Speaker
Description
The future development projects for the Large Hadron Collider towards HL-LHC will constantly bring nominal luminosity increase, with the ultimate goal of reaching, e.g., a peak luminosity of $5 \cdot 10^{34} cm^{−2} s^{−1}$ for ATLAS and CMS experiments. This rise in luminosity will directly result in an increased number of simultaneous proton collisions (pileup), up to 200, that will pose new challenges for track reconstruction in such a dense environment.
In response to these challenges, many experiments have started rewriting an increasing fraction of their track reconstruction software to run on heterogeneous architectures.

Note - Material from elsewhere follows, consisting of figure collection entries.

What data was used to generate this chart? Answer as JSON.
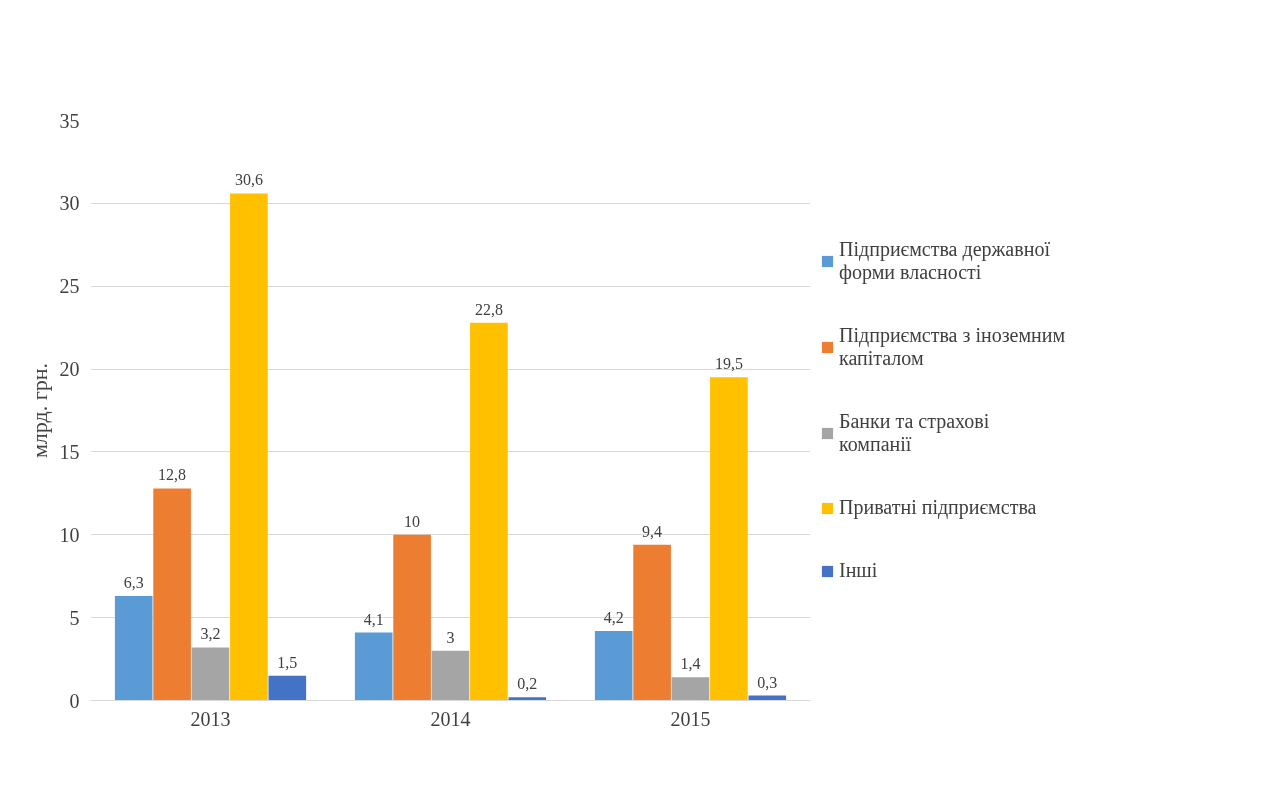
{
  "chart_data": {
    "type": "bar",
    "categories": [
      "2013",
      "2014",
      "2015"
    ],
    "ylabel": "млрд. грн.",
    "ylim": [
      0,
      35
    ],
    "yticks": [
      0,
      5,
      10,
      15,
      20,
      25,
      30,
      35
    ],
    "grid": "y",
    "legend": "right",
    "series": [
      {
        "name": "Підприємства державної форми власності",
        "color": "#5b9bd5",
        "values": [
          6.3,
          4.1,
          4.2
        ],
        "value_labels": [
          "6,3",
          "4,1",
          "4,2"
        ]
      },
      {
        "name": "Підприємства з іноземним капіталом",
        "color": "#ed7d31",
        "values": [
          12.8,
          10,
          9.4
        ],
        "value_labels": [
          "12,8",
          "10",
          "9,4"
        ]
      },
      {
        "name": "Банки та страхові компанії",
        "color": "#a5a5a5",
        "values": [
          3.2,
          3,
          1.4
        ],
        "value_labels": [
          "3,2",
          "3",
          "1,4"
        ]
      },
      {
        "name": "Приватні підприємства",
        "color": "#ffc000",
        "values": [
          30.6,
          22.8,
          19.5
        ],
        "value_labels": [
          "30,6",
          "22,8",
          "19,5"
        ]
      },
      {
        "name": "Інші",
        "color": "#4472c4",
        "values": [
          1.5,
          0.2,
          0.3
        ],
        "value_labels": [
          "1,5",
          "0,2",
          "0,3"
        ]
      }
    ]
  }
}
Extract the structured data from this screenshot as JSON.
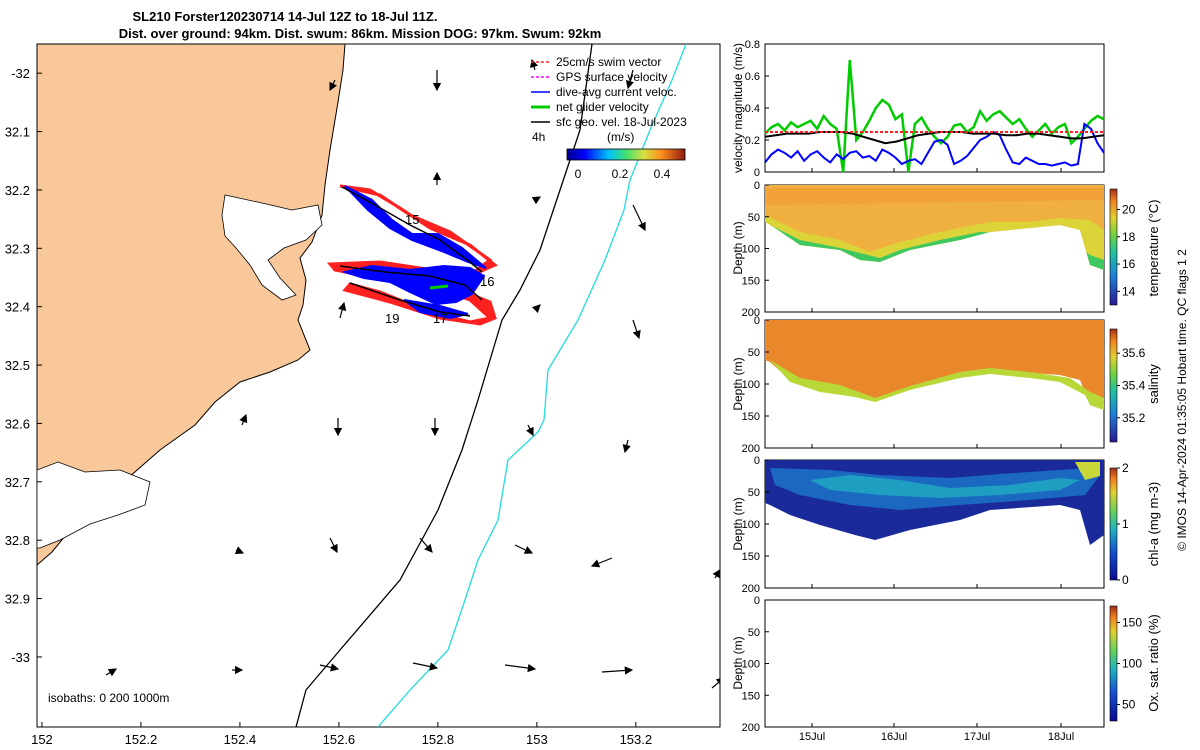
{
  "title": {
    "line1": "SL210 Forster120230714 14-Jul 12Z to 18-Jul 11Z.",
    "line2": "Dist. over ground: 94km. Dist. swum: 86km. Mission DOG: 97km. Swum: 92km"
  },
  "colors": {
    "land": "#f9c89a",
    "coast": "#000000",
    "isobath200": "#000000",
    "isobath1000": "#22dddd",
    "swim": "#ff2020",
    "gps": "#ff00ff",
    "dive_avg": "#0000ff",
    "net": "#00cc00",
    "sfc_geo": "#000000",
    "temp_warm": "#f0b040",
    "sal_warm": "#e88a20",
    "chl_low": "#1a2a9a"
  },
  "legend": {
    "items": [
      {
        "label": "25cm/s swim vector",
        "color": "#ff2020",
        "style": "dashed-arrow"
      },
      {
        "label": "GPS surface velocity",
        "color": "#ff00ff",
        "style": "dashed-arrow"
      },
      {
        "label": "dive-avg current veloc.",
        "color": "#0000ff",
        "style": "arrow"
      },
      {
        "label": "net glider velocity",
        "color": "#00cc00",
        "style": "thick-arrow"
      },
      {
        "label": "sfc geo. vel. 18-Jul-2023",
        "color": "#000000",
        "style": "arrow"
      }
    ],
    "time_label": "4h",
    "colorbar_label": "(m/s)",
    "colorbar_ticks": [
      "0",
      "0.2",
      "0.4"
    ]
  },
  "isobath_label": "isobaths: 0   200  1000m",
  "copyright": "© IMOS 14-Apr-2024 01:35:05 Hobart time. QC flags 1  2",
  "track_labels": [
    "15",
    "16",
    "19",
    "17"
  ],
  "chart_data": [
    {
      "type": "scatter",
      "name": "map",
      "x_ticks": [
        "152",
        "152.2",
        "152.4",
        "152.6",
        "152.8",
        "153",
        "153.2"
      ],
      "y_ticks": [
        "-32",
        "32.1",
        "32.2",
        "32.3",
        "32.4",
        "32.5",
        "32.6",
        "32.7",
        "32.8",
        "32.9",
        "-33"
      ],
      "xlim": [
        151.99,
        153.37
      ],
      "ylim": [
        -33.12,
        -31.95
      ]
    },
    {
      "type": "line",
      "name": "velocity",
      "ylabel": "velocity magnitude (m/s)",
      "y_ticks": [
        "0",
        "0.2",
        "0.4",
        "0.6",
        "0.8"
      ],
      "ylim": [
        0,
        0.8
      ],
      "series": [
        {
          "color": "#00cc00",
          "values": [
            0.24,
            0.28,
            0.3,
            0.26,
            0.31,
            0.28,
            0.3,
            0.32,
            0.27,
            0.35,
            0.3,
            0.27,
            0.0,
            0.7,
            0.2,
            0.25,
            0.32,
            0.4,
            0.45,
            0.42,
            0.33,
            0.36,
            0.0,
            0.3,
            0.34,
            0.27,
            0.22,
            0.18,
            0.22,
            0.29,
            0.3,
            0.25,
            0.28,
            0.38,
            0.32,
            0.36,
            0.38,
            0.34,
            0.3,
            0.33,
            0.27,
            0.22,
            0.26,
            0.3,
            0.24,
            0.28,
            0.3,
            0.18,
            0.22,
            0.27,
            0.32,
            0.35,
            0.33
          ]
        },
        {
          "color": "#0000ff",
          "values": [
            0.06,
            0.11,
            0.14,
            0.12,
            0.09,
            0.13,
            0.07,
            0.11,
            0.13,
            0.09,
            0.06,
            0.11,
            0.08,
            0.12,
            0.13,
            0.09,
            0.1,
            0.07,
            0.14,
            0.12,
            0.09,
            0.05,
            0.07,
            0.08,
            0.05,
            0.12,
            0.19,
            0.2,
            0.17,
            0.05,
            0.07,
            0.1,
            0.15,
            0.2,
            0.22,
            0.25,
            0.23,
            0.14,
            0.06,
            0.05,
            0.09,
            0.07,
            0.05,
            0.05,
            0.04,
            0.05,
            0.06,
            0.04,
            0.05,
            0.3,
            0.27,
            0.18,
            0.12
          ]
        },
        {
          "color": "#000000",
          "values": [
            0.22,
            0.23,
            0.24,
            0.24,
            0.24,
            0.25,
            0.25,
            0.25,
            0.24,
            0.22,
            0.2,
            0.18,
            0.19,
            0.21,
            0.23,
            0.24,
            0.25,
            0.25,
            0.25,
            0.24,
            0.24,
            0.24,
            0.23,
            0.23,
            0.24,
            0.24,
            0.23,
            0.22,
            0.21,
            0.21,
            0.22,
            0.23
          ]
        },
        {
          "color": "#ff2020",
          "values": [
            0.25,
            0.25,
            0.25,
            0.25,
            0.25,
            0.25,
            0.25,
            0.25,
            0.25,
            0.25,
            0.25,
            0.25
          ]
        }
      ]
    },
    {
      "type": "heatmap",
      "name": "temperature",
      "ylabel": "Depth (m)",
      "cbar_label": "temperature (°C)",
      "y_ticks": [
        "0",
        "50",
        "100",
        "150",
        "200"
      ],
      "cbar_ticks": [
        "14",
        "16",
        "18",
        "20"
      ],
      "cbar_range": [
        13,
        21.5
      ]
    },
    {
      "type": "heatmap",
      "name": "salinity",
      "ylabel": "Depth (m)",
      "cbar_label": "salinity",
      "y_ticks": [
        "0",
        "50",
        "100",
        "150",
        "200"
      ],
      "cbar_ticks": [
        "35.2",
        "35.4",
        "35.6"
      ],
      "cbar_range": [
        35.05,
        35.75
      ]
    },
    {
      "type": "heatmap",
      "name": "chlorophyll",
      "ylabel": "Depth (m)",
      "cbar_label": "chl-a (mg m-3)",
      "y_ticks": [
        "0",
        "50",
        "100",
        "150",
        "200"
      ],
      "cbar_ticks": [
        "0",
        "1",
        "2"
      ],
      "cbar_range": [
        0,
        2
      ]
    },
    {
      "type": "heatmap",
      "name": "oxygen",
      "ylabel": "Depth (m)",
      "cbar_label": "Ox. sat. ratio (%)",
      "y_ticks": [
        "0",
        "50",
        "100",
        "150",
        "200"
      ],
      "cbar_ticks": [
        "50",
        "100",
        "150"
      ],
      "cbar_range": [
        30,
        170
      ]
    }
  ],
  "x_time_ticks": [
    "15Jul",
    "16Jul",
    "17Jul",
    "18Jul"
  ]
}
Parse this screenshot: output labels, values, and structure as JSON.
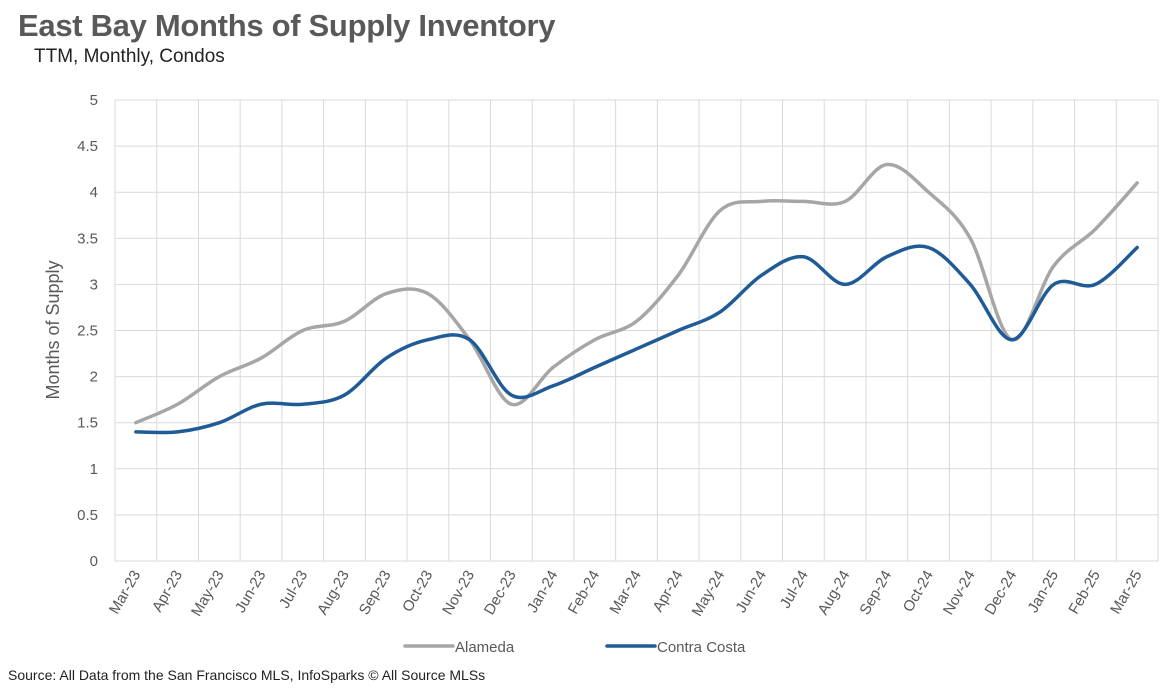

While very successful in some cases, most of the time these efforts have stayed confined to single experiment projects.
In this work we will show the potentiality of a unique standalone software, running on multiple backends (CPUs, NVIDIA GPUs and AMD GPUs) aiming at the reconstruction of the tracker detector of multiple HEP experiments with a cylindrical geometry. We will discuss both the physics and computational performance for different detectors.
This represents the first step towards a unique standalone tool capable of carrying out the reconstruction of a model detector for HL-LHC leveraging on heterogeneous resources. A detector defined solely by its constituent elements: a silicon tracker, at least one calorimeter and a muon detector.